Maskulinisierende Operationen (Frau zu Mann):
Dazu gehören die Maskulinisierung der Brüste (Mastektomie, „Top Surgery“), die Entfernung von Gebärmutter und Eierstöcken sowie der Aufbau eines Penis (Phalloplastik oder Metoidioplastik).
Ausblick
Im Jahr 2023 wurden nach Angaben des Statistischen Bundesamtes (über Statista ausgewertet) rund 3.075 geschlechtsangleichende Operationen in deutschen Krankenhäusern durchgeführt. Die Zahl der vollstationären Eingriffe hat sich über die Jahre kontinuierlich erhöht (zum Vergleich: 2007 waren es rund 419). Etwa 60 Prozent der Eingriffe im Jahr 2023 betrafen Transfrauen (Personen mit zugewiesenem männlichen und selbstidentifiziertem weiblichen Geschlecht).
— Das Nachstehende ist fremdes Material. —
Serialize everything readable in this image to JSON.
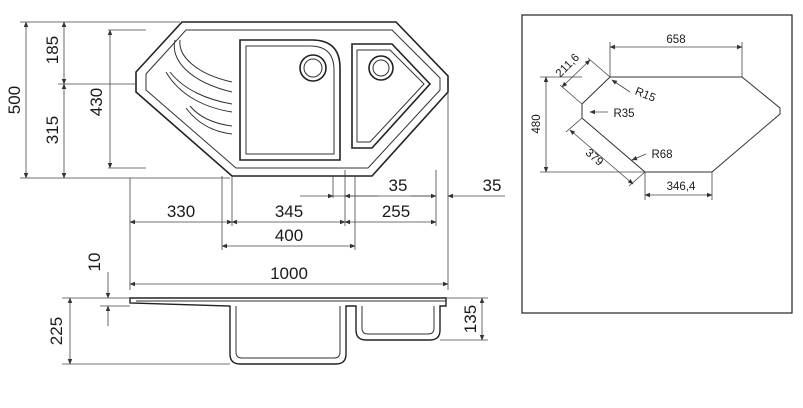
{
  "drawing": {
    "top_view": {
      "dim_total_height": "500",
      "dim_upper": "185",
      "dim_lower": "315",
      "dim_bowl_height": "430"
    },
    "horizontal_dims": {
      "d330": "330",
      "d345": "345",
      "d400": "400",
      "d35a": "35",
      "d35b": "35",
      "d255": "255",
      "d1000": "1000"
    },
    "side_view": {
      "dim_rim": "10",
      "dim_depth_main": "225",
      "dim_depth_small": "135"
    },
    "cutout_panel": {
      "width": "658",
      "side_diag": "211,6",
      "height": "480",
      "lower_diag": "379",
      "bottom": "346,4",
      "r15": "R15",
      "r35": "R35",
      "r68": "R68"
    }
  }
}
Diese Entwicklung stellt auch Rieger fest: „Tatsächlich dürfte die Zahl der Eingriffe noch höher sein, das statistische Bundesamt wertet lediglich die Abrechnungsdaten der gesetzlichen Krankenversicherung aus, hinzu kommen Privatversicherte und Selbstzahler, deren Zahl bei uns in der Klinik beständig zunimmt, z.B. wenn die Kasse eine Brustvergrößerung ablehnt.“ Zudem sehen wir eine wachsende Zahl von Betroffenen, die sich als non-binär identifizieren, und bei denen eine Indikation für geschlechtsangleichende Maßnahmen besteht, die jedoch nicht von der Kasse übernommen werden. Hierbei ist ein Enge Zusammenarbeit mit den behandelnden Psychotherapeuten/-innen und Psychiater/-innen essenziell. Denn rückgängig machen lassen sich diese Eingriffe nicht in Gänze, so genannte „regretter“ sind nach bekannter Datenlage sehr selten “, schließt Rieger.